Autoria: Lucas Coelho Pereira
Autoria: Repetidas vezes meus amigos caranguejeiros diziam: "caranguejo é bicho que anda". A depender da época do ano e do seu ciclo de desenvolvimento vital, os crustáceos podem "se sumir" de certos lugares e (re)aparecerem em outros. No Delta do Parnaíba, situado entre os estados nordestinos do Piauí e do Maranhão, o comportamento errático dos caranguejos fazem seus catadores andarilharem por longas distâncias, deslocando-se, por vezes, não apenas a pé, mas também sobre lanchas, automóveis e bicicletas. No mangue, o caminhar de caranguejeiros que "sabem trabalhar" envolve a constituição de múltiplas habilidades técnicas. É caminhando, ainda, que se conhece os caminhos e as histórias dos lugares. Nesta apresentação, com base na ideia de uma "antropologia andarilha", proposta por Thiago Cardoso (2018) e nas inspirações de Tim Ingold (2002;2015), Anna Tsing (2014; 2019) e Elionice Sacramento (2019) pretendo acompanhar os modos como paisagens das águas no Delta do Parnaíba são - a um só tempo - habitadas e constituídas por movimentos continuados de caranguejeiros, caranguejos, marés e outros mais que humanos.

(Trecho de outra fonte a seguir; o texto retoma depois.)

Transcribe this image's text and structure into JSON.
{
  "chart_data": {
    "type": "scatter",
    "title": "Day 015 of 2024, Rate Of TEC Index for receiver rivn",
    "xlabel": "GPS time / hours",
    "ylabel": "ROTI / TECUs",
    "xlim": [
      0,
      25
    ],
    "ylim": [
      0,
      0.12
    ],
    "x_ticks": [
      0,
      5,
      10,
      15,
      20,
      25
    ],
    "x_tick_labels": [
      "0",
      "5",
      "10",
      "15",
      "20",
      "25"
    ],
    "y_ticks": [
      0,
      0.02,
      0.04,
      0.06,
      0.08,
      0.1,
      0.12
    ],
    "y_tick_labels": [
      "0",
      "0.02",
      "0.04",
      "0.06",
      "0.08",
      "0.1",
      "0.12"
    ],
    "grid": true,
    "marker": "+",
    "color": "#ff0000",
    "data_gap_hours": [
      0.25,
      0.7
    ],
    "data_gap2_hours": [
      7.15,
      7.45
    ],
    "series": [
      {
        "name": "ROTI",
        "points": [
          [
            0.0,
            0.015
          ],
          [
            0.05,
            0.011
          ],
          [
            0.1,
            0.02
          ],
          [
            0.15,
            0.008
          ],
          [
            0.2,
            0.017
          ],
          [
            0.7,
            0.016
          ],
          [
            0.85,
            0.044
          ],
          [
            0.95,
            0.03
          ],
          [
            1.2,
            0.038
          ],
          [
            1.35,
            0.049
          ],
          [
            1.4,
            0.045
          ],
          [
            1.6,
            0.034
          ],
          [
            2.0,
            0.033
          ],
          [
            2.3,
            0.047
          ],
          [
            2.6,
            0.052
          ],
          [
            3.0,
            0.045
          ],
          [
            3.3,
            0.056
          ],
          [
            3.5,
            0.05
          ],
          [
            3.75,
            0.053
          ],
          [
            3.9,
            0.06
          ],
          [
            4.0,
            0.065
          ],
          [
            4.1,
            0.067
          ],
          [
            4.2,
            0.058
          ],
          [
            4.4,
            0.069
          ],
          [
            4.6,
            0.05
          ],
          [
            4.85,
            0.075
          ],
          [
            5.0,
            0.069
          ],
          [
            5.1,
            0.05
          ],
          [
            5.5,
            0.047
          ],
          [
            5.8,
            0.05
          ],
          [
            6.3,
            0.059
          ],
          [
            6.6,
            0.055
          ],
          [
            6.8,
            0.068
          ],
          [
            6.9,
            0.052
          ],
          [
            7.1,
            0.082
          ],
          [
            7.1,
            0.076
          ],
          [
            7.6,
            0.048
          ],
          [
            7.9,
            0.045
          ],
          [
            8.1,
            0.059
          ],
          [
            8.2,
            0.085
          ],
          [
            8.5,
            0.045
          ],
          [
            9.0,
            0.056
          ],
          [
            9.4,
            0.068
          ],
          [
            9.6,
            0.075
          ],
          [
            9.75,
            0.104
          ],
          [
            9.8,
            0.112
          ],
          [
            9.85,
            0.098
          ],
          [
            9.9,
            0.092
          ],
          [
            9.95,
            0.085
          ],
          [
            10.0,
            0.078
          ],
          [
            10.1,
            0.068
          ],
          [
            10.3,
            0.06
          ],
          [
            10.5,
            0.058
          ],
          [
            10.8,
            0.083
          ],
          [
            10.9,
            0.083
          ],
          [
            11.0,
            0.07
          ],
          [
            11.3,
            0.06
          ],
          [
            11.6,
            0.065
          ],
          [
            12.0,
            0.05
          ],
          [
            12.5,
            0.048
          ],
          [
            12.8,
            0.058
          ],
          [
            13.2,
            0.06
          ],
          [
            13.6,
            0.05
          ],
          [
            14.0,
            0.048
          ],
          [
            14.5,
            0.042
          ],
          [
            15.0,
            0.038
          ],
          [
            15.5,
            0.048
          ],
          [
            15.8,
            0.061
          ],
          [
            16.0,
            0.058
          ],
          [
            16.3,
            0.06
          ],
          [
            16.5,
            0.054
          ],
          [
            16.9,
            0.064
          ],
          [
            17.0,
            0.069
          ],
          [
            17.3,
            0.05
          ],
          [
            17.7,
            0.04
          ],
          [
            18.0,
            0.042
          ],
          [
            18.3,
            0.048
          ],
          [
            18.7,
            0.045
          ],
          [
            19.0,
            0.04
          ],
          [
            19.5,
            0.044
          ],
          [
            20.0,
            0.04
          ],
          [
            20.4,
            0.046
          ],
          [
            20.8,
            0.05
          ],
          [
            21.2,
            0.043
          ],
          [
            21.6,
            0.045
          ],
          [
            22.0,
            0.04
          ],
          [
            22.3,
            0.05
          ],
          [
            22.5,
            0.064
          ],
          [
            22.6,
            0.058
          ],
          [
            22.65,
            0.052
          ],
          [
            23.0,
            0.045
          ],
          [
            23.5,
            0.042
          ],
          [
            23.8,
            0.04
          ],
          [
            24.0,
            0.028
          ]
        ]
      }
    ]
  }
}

Maré: Socialidades, engajamentos e ritmos nas paisagens das águas
Autoria: Renata Machado
Autoria: Na Ilha de Matarandiba, na Baia de Todos os Santos (BA), a economia local gira em torno das atividades de pesca e mariscagem. Os homens estão engajados na pesca artesanal, com utilização de redes ou anzóis, e as mulheres na coleta de marisco e/ou na captura de alguns crustáceos. A diferença entre as atividades que homens e mulheres fazem não se traduz apenas a partir das técnicas empregadas, gestos mobilizados e espécies capturadas/coletadas, mas também na temporalidade e na própria composição de paisagens. As mulheres circulam com mais frequência pelos mangues ou muito próximas a ele. Elas caminham pela lama na maré vazia, nos lugares mais afastados da água. Já os homens, ocupam as águas mais profundas, com mais frequência na maré cheia, por meio de embarcações (canoas). A minha experiência etnográfica entre as marisqueiras da vila de Matarandiba me levou a compreender a maré não apenas como um fenômeno cíclico definido pelo avanço e o recuo das águas, mas também como paisagem-tempo de vida, de afetos, o lugar de pesca/coleta de marisco e do movimento das águas e dos corpos que assegura a sobrevivência da comunidade. Assim, amplio a noção habitual de ‘maré' para entender as socialidades, os engajamentos e ritmos que envolve o saber-fazer das marisqueiras. Ao definir a maré como paisagem-tempo das águas, recorro à noção da paisagem enquanto um contínuo fluxo de transformação vital que envolve a relação dos diferentes seres que a compõem e são compostos por ela (Ingold 2017; Tsing 2019). O objetivo desta proposta é tomar a mariscagem como via privilegiada para compreender as relações de vidas múltiplas entre as marisqueiras, os mariscos, os manguezais e a ‘maré'. A partir de uma etnografia multiespécie (Tsing, 2019) busco compreender os modos de habitar e compor ‘paisagens-tempo' das águas. Como as marisqueiras criam relações entre elas, com a maré (paisagem/tempo) e os mariscos? De que maneira as marisqueiras, no engajamento cotidiano com outros seres (os animais bivalves/crustáceos), constroem saberes sobre estas espécies biológicas com todas as suas interfaces biossociais? Estas reflexões se inscrevem em um campo amplo de discussões que tratam de paisagens (Ingold, 2011, Tsing, 2019), ecologias políticas (Ferdinand, 2021), antropologia marítima (Artaud, 2018) e socialidades mais que humanas (Tsing, 2019; Haraway, 2016; Kohn, 2013).